My husband was just diagnosed with diabetes on Monday.... You can say we were both shocked.....but Why?? I had seen the early signs showing, had even told him about the signs I was noticing, and we both knew with hereditary it was almost a given.
It was almost as if we had the" It will never happen to us!" syndrome. As a nurse I feel like a failure. As if I could have stopped the inevitable. I know that isn't true.....but I could have slowed its onslaught.
I.....well in truth "WE".. fell off the proverbial wagon as it were. I was working crazy amounts of hours and getting off late every night...So tired and who wants to start cooking at 8 or 9pm at night.....it was just so much simpler to just pick something quick. I could substantiate this unhealthy deed in my head by believing my long hours and hard work would counteract it.

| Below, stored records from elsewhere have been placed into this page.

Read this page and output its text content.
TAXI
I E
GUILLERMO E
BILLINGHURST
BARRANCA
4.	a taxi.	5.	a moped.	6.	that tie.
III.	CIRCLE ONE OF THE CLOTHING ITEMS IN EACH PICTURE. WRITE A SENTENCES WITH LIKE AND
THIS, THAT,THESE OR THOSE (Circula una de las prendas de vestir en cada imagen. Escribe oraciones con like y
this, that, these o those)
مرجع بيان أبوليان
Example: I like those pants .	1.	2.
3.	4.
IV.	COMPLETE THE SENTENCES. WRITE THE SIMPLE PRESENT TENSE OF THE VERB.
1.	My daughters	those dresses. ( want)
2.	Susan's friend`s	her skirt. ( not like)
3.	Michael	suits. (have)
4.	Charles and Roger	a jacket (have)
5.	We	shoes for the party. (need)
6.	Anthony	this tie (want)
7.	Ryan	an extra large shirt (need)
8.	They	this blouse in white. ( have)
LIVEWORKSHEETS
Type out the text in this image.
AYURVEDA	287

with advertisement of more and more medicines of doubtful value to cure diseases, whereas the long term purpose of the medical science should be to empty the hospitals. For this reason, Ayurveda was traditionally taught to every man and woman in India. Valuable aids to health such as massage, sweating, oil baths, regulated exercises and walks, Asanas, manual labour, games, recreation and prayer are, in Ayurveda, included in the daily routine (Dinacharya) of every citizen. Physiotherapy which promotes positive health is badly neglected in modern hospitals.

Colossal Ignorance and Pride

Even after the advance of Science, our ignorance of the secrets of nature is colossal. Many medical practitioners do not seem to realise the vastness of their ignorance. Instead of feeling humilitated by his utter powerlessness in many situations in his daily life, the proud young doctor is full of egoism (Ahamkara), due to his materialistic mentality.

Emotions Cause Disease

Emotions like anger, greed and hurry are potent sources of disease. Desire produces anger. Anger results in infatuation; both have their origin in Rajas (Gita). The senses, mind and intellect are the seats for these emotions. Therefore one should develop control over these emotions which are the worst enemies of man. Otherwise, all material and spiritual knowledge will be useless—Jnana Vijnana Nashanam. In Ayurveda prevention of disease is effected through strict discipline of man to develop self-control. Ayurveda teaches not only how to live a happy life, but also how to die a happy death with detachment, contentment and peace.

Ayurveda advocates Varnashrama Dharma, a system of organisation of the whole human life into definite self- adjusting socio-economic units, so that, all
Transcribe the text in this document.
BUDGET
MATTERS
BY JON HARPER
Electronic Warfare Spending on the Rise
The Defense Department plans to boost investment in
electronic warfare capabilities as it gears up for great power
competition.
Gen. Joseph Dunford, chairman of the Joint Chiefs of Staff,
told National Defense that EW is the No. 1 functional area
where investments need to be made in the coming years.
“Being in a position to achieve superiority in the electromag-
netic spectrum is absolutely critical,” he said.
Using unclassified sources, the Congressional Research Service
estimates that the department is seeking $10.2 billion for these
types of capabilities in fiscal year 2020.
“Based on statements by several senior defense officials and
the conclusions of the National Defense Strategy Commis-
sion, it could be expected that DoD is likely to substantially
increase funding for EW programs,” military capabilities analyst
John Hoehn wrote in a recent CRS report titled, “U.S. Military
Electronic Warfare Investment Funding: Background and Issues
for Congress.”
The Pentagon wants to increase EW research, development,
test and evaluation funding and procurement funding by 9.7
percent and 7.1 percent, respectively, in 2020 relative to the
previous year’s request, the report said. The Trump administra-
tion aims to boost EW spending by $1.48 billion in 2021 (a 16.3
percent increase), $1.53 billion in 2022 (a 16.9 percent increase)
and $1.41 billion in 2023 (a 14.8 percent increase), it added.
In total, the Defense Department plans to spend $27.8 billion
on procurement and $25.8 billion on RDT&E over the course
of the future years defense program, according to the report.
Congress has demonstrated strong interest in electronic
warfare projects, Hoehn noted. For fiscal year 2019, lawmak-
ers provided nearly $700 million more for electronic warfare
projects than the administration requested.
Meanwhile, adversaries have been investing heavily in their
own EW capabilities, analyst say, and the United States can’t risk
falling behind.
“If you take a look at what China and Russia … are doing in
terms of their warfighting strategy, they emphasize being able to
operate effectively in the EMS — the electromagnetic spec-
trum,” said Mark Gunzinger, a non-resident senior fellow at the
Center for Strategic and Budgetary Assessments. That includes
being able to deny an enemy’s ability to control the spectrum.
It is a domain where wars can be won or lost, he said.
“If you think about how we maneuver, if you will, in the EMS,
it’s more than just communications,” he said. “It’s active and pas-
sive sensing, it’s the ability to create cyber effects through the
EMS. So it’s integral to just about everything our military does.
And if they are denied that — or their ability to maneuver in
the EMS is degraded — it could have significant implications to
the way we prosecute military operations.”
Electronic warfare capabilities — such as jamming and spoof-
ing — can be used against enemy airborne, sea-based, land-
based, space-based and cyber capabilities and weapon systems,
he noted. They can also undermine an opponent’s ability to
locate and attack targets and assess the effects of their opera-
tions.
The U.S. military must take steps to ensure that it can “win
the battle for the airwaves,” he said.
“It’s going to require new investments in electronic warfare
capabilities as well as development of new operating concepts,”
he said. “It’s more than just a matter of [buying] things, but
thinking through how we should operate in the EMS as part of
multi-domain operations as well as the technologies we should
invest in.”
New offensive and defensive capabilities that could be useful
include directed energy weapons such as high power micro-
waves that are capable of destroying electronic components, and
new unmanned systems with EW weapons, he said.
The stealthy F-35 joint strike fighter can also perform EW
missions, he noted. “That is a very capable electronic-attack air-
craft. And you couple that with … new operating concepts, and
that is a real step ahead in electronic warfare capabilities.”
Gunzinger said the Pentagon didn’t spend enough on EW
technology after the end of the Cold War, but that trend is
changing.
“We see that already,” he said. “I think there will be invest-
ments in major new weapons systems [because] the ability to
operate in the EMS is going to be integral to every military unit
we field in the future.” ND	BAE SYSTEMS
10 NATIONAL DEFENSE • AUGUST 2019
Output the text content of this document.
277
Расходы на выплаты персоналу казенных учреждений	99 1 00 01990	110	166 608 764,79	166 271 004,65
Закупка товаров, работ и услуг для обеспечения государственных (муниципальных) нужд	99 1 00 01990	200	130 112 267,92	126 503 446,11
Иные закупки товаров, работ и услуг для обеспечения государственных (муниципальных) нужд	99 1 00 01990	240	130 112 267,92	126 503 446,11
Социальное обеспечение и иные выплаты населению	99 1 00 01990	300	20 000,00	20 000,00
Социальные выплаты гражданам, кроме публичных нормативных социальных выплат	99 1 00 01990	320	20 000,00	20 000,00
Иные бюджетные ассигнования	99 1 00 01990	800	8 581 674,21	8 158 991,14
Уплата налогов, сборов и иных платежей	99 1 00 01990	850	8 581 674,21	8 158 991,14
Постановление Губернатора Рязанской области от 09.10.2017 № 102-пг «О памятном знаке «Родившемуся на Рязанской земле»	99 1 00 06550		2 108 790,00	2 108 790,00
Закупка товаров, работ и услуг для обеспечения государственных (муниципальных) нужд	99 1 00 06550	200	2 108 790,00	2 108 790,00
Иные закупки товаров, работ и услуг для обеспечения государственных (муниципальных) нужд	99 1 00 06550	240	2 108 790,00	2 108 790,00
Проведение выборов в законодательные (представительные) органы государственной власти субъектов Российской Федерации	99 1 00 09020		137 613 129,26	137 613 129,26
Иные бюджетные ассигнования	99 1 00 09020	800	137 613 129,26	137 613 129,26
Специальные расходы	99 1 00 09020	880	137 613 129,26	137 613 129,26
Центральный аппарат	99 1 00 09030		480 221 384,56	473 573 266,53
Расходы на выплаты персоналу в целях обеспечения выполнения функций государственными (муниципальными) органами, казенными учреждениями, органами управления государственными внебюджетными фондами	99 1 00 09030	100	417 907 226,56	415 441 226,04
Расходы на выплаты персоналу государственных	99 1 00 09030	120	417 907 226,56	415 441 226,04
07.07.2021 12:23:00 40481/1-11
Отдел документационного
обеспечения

Well in hopes that we can at least prevent any further damage to his body.....(and prevent the same thing from happening to me).....We are again returning to eating healthy...we went and completed a much needed trip to the grocery. It was definitely a learning experience and a bit of a shock to the system for James since he was not used to counting carbs. Now he is picking up things and automatically scouring the labels. Spent way too much, but definitely got some great food options. I have been getting out of work earlier and we have again been taking turns cooking and are enjoying eating home cooked meals.
We also bought an accuchek meter so that we can keep an eye daily on his blood sugars. Our doctor also placed him on an oral medicine called Metformin to help lower his blood sugars. They still aren't perfect but are improving.